A rough draft of the plan will first be submitted to the area tax entities represented on the Tax Increment Financing (TIF) board before being sent to the state highway department for comment, Blase said. However much the Missouri Department of Transportation (MoDOT) has to do with helping to implement the projects outlined in the plan — which might include the Hale McGinty Drive extension — is still a question, according to Blase.
He said he thought MoDOT was “on board” with the objectives in the plan, but said financing those objectives was another issue. The only way, he said, the city could afford to fund something as major as stretching Hale McGinty Drive to U.S. 60 were if the area was within the TIF district.

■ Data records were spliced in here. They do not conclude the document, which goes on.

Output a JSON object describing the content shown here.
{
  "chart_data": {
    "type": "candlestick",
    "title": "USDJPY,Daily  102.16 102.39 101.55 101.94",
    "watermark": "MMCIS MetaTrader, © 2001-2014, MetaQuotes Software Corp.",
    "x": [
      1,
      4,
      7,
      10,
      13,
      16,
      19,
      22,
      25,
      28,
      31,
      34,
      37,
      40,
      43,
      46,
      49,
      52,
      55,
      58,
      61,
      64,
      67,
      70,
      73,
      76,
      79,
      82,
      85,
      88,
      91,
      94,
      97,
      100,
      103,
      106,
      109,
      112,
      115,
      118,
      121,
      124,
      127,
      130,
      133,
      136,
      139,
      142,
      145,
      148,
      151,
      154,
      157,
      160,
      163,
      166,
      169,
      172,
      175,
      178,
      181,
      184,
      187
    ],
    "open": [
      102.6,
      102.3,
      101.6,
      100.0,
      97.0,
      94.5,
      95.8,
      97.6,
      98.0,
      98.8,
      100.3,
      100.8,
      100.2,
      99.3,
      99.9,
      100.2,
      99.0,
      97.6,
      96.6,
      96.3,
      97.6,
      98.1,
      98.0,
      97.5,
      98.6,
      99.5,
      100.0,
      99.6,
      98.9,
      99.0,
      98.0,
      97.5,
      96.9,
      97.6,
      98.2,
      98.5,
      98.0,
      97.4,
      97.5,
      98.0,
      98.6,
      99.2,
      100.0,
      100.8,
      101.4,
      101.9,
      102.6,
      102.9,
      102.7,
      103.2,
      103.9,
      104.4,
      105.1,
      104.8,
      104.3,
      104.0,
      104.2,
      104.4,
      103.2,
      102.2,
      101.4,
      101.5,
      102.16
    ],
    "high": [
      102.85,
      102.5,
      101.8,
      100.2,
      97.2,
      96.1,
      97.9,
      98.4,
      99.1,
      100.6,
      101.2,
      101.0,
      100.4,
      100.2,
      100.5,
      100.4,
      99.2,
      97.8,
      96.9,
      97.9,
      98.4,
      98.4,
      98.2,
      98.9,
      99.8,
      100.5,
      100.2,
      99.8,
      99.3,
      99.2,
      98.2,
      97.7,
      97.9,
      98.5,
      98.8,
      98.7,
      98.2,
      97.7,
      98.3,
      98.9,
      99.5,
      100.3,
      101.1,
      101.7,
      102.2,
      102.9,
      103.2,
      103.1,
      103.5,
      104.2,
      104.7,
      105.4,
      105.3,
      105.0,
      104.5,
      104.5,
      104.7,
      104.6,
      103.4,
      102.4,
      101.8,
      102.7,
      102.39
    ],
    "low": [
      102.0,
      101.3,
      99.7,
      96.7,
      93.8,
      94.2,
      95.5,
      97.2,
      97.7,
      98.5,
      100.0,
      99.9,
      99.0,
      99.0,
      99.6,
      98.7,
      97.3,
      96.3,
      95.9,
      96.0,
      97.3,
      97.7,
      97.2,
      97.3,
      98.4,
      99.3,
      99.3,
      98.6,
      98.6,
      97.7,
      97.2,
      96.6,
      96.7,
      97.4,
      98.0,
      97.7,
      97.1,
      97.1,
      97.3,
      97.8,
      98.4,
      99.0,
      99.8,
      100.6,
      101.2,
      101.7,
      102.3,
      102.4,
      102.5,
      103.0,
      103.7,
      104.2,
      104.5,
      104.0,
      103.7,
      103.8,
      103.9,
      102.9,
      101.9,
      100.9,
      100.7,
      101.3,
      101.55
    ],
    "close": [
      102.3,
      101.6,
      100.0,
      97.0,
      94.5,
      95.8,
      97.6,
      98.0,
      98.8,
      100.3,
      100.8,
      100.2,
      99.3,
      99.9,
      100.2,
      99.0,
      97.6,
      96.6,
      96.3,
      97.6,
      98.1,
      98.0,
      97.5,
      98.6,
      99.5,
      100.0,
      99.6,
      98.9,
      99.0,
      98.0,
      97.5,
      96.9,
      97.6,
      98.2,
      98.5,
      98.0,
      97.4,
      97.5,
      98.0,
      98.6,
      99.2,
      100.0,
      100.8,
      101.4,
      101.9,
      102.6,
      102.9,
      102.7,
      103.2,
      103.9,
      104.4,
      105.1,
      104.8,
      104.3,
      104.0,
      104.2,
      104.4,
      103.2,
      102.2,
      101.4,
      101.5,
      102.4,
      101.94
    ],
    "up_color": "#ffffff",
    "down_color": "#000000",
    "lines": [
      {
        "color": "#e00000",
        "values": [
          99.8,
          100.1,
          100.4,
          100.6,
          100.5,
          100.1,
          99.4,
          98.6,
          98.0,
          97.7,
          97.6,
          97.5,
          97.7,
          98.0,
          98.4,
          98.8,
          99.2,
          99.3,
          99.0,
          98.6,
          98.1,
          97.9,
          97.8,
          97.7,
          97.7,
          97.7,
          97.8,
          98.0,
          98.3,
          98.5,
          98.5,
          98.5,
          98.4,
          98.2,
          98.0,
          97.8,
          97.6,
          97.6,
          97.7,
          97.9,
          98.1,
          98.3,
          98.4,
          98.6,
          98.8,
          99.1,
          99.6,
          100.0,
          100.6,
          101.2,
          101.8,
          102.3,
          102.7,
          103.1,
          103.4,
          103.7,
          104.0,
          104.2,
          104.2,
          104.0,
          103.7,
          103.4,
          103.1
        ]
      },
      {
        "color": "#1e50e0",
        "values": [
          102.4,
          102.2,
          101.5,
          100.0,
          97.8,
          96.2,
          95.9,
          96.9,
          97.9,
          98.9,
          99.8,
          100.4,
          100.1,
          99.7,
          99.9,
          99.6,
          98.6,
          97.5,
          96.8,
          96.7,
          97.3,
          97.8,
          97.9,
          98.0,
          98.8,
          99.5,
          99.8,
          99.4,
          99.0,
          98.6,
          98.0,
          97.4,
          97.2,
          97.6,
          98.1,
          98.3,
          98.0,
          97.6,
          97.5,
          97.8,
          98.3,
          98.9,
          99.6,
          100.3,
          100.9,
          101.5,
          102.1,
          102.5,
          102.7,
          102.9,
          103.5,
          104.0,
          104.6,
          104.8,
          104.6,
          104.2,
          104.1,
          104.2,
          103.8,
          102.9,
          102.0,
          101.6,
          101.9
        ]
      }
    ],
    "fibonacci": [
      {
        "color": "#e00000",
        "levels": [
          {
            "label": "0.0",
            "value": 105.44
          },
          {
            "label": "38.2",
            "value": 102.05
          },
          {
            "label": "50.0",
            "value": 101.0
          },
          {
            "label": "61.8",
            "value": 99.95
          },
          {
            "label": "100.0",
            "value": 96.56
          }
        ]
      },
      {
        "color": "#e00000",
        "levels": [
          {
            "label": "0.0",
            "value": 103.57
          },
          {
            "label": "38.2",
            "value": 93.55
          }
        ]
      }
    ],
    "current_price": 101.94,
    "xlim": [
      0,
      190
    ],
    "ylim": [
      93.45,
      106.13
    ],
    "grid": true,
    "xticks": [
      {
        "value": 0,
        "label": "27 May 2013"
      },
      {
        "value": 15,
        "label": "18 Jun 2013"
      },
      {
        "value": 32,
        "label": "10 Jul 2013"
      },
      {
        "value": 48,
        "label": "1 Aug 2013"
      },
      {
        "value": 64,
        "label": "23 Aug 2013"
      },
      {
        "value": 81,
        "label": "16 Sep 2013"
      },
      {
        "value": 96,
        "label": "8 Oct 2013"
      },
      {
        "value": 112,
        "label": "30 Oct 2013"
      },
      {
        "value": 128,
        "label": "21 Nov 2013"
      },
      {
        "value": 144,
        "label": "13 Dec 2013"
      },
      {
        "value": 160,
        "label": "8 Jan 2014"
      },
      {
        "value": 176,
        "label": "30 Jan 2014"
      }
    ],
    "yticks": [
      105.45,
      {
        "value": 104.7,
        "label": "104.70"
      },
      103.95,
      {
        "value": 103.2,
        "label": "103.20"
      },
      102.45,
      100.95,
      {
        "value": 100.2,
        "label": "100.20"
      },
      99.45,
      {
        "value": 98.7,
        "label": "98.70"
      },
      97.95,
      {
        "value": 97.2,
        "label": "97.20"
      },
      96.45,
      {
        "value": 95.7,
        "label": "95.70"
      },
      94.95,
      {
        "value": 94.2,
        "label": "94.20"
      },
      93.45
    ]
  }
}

In a TIF district, infrastructure improvements within its borders can largely be paid for by the increased tax revenues inside the area that would result from the improvements. To do this, of course, there must actually be new retail businesses springing up within the district.
“TIF projects are only based upon the income from new growth, so unless there’s new growth in the district…” Blase said, trailing off. “…How much retail can we handle? How much more is going to come? I don’t know.”
According to Blase, some of the particular land in question now lies within the current TIF district and some does not. This would have to be changed through an amendment to the TIF ordinance, broadening the district.
“You have to have new growth to pay for things, and if we’re just saying we’re not going to include new land then where are we going to grow?” Blase said.
What it ultimately boils down to, then, is that more time and planning will be required before the expected traffic congestion on Waldo Hatler Drive is eased, be it by connecting Hale McGinty to U.S. 60 or through other street infrastructure projects.
“It’s nothing that will happen immediately,” Blase said.